Once an average face was created, we thought it would be interesting to see whether scanned faces could be matched against the average face of each faculty to and assigned a score based on distinctive facial features (eyes, jawline, etc). This score could be used to determine which engineering faculty a user is most likely to be in based on their face.
What it does
This is a django web application that allows users to take a picture of their face using a webcam. The picture is passed to the python back end using ajax where it is decoded and Google's Cloud Vision API is used to crop the picture so that only the user's face remains. This cropped picture is compared against the average face of each engineering faculty and assigned a score based on their facial feature similarities. A higher score means the person is more likely to be in that faculty. This data is returned and displayed to the user.
How I built it
This was built as a Django Web Application that utilize Google Cloud Vision libraries to detect faces in an image and do some image manipulation. The OpenCV scripts for determining the average face were based off the open source Github library https://github.com/stekhn/average-faces-opencv. The library compares faces based on 64 distinctive facial feature points. Thanky To worked on modifying the script and trying to optimize it by using only 2 points (a person's eyes).

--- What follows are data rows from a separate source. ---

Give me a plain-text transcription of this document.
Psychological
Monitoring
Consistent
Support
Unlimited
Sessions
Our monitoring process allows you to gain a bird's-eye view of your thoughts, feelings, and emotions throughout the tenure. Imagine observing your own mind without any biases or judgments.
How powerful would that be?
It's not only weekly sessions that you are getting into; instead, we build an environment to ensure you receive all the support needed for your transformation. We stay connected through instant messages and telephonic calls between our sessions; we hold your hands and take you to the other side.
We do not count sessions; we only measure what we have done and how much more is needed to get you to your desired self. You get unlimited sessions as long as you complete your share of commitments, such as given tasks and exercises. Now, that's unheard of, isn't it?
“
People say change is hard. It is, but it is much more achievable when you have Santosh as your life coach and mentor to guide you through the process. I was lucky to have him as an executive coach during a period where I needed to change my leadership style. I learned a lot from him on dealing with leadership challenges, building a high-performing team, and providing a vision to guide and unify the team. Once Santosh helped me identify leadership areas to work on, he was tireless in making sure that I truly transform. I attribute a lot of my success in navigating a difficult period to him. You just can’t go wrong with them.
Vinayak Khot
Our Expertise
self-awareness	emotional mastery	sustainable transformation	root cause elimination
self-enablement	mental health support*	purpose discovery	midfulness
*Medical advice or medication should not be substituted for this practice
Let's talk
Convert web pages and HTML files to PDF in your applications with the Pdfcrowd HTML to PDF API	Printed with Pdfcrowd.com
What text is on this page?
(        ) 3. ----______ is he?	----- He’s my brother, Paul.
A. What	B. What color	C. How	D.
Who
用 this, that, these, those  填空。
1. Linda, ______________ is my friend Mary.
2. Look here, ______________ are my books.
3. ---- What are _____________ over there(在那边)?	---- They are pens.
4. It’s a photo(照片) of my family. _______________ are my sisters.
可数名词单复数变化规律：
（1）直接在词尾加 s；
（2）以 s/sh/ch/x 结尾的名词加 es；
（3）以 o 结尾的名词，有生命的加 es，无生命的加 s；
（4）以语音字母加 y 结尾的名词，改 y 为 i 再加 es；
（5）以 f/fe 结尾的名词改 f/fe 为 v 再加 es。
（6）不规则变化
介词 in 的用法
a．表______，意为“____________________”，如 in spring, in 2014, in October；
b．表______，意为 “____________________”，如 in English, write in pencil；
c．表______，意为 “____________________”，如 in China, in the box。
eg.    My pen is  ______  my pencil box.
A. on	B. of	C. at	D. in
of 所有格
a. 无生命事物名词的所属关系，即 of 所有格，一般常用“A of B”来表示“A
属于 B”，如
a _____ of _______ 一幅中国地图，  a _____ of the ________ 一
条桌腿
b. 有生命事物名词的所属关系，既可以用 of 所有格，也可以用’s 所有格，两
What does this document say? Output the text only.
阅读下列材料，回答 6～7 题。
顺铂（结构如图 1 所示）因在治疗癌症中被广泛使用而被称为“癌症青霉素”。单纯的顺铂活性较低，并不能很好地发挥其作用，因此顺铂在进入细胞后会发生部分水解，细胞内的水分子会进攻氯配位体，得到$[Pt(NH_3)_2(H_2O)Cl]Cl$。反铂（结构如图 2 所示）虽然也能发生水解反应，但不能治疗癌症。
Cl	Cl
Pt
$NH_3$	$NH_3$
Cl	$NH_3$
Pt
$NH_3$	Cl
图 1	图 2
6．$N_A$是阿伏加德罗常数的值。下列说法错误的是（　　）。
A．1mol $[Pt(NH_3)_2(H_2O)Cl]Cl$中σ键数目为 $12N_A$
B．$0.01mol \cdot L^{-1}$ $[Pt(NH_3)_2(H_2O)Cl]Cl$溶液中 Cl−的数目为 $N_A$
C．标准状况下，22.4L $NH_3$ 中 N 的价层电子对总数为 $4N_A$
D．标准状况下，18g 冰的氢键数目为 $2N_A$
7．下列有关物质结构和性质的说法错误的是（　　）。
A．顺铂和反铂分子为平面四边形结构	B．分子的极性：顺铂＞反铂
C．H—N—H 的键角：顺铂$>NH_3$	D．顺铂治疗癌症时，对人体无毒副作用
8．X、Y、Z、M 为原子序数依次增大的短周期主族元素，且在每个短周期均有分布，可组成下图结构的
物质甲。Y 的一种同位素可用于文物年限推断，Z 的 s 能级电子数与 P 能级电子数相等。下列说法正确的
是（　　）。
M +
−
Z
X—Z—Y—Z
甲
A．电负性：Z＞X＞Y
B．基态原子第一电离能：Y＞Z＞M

When comparing faces to the average student, we used the FLANN based Feature Matching algorithm in OpenCVs community contribution version. What this algorithm does is it takes an input image and finds the image with the most matching features. We used this algorithm to score each input from our web-app against our previously generated average faces, and returned the one with the most matching features. More about this algorithm can be read here: https://docs.opencv.org/master/dc/dc3/tutorial_py_matcher.html.
Web RTC was used for the template view for the web application: https://webrtc.github.io/samples/src/content/getusermedia/canvas/
Challenges I ran into
Passing the picture from the canvas to the python back end was a challenge but Ajax helped with that. Aligning faces to create the average face based off just 2 data points in Thanky's optimized script proved a challenge as rotating the pictures was necessary but the rotational matrix required for that sometimes distorted faces.
Having disproportionate datasets affected the scores assigned. For example, ECE has a large number of faces. This resulted in all users being matched with ECE (ECE having the highest score) for a while. This was fixed by removing some of the data from ECE and regenerating the ECE average face, but this is not an optimal solution. Ideally, our score system should take this into account. Also, this set of data was scanned earlier with a higher resolution, so that could have affected some of the statistics of our pixel distributions in this dataset. We didn't have enough time to rescan these pages and re-run all of our scripts.
Accomplishments that I'm proud of
Found out what average faces for each faculty looked like, and created a fun application to see where our algorithm places you.
What I learned
The average faces mostly look quite similar. So maybe looks aren't the best way to pick which field of engineering you should study :)
What's next for Our Faces
Scan year books for all faculties, not just engineering. Make the front-end prettier. Make the project more easily deployable.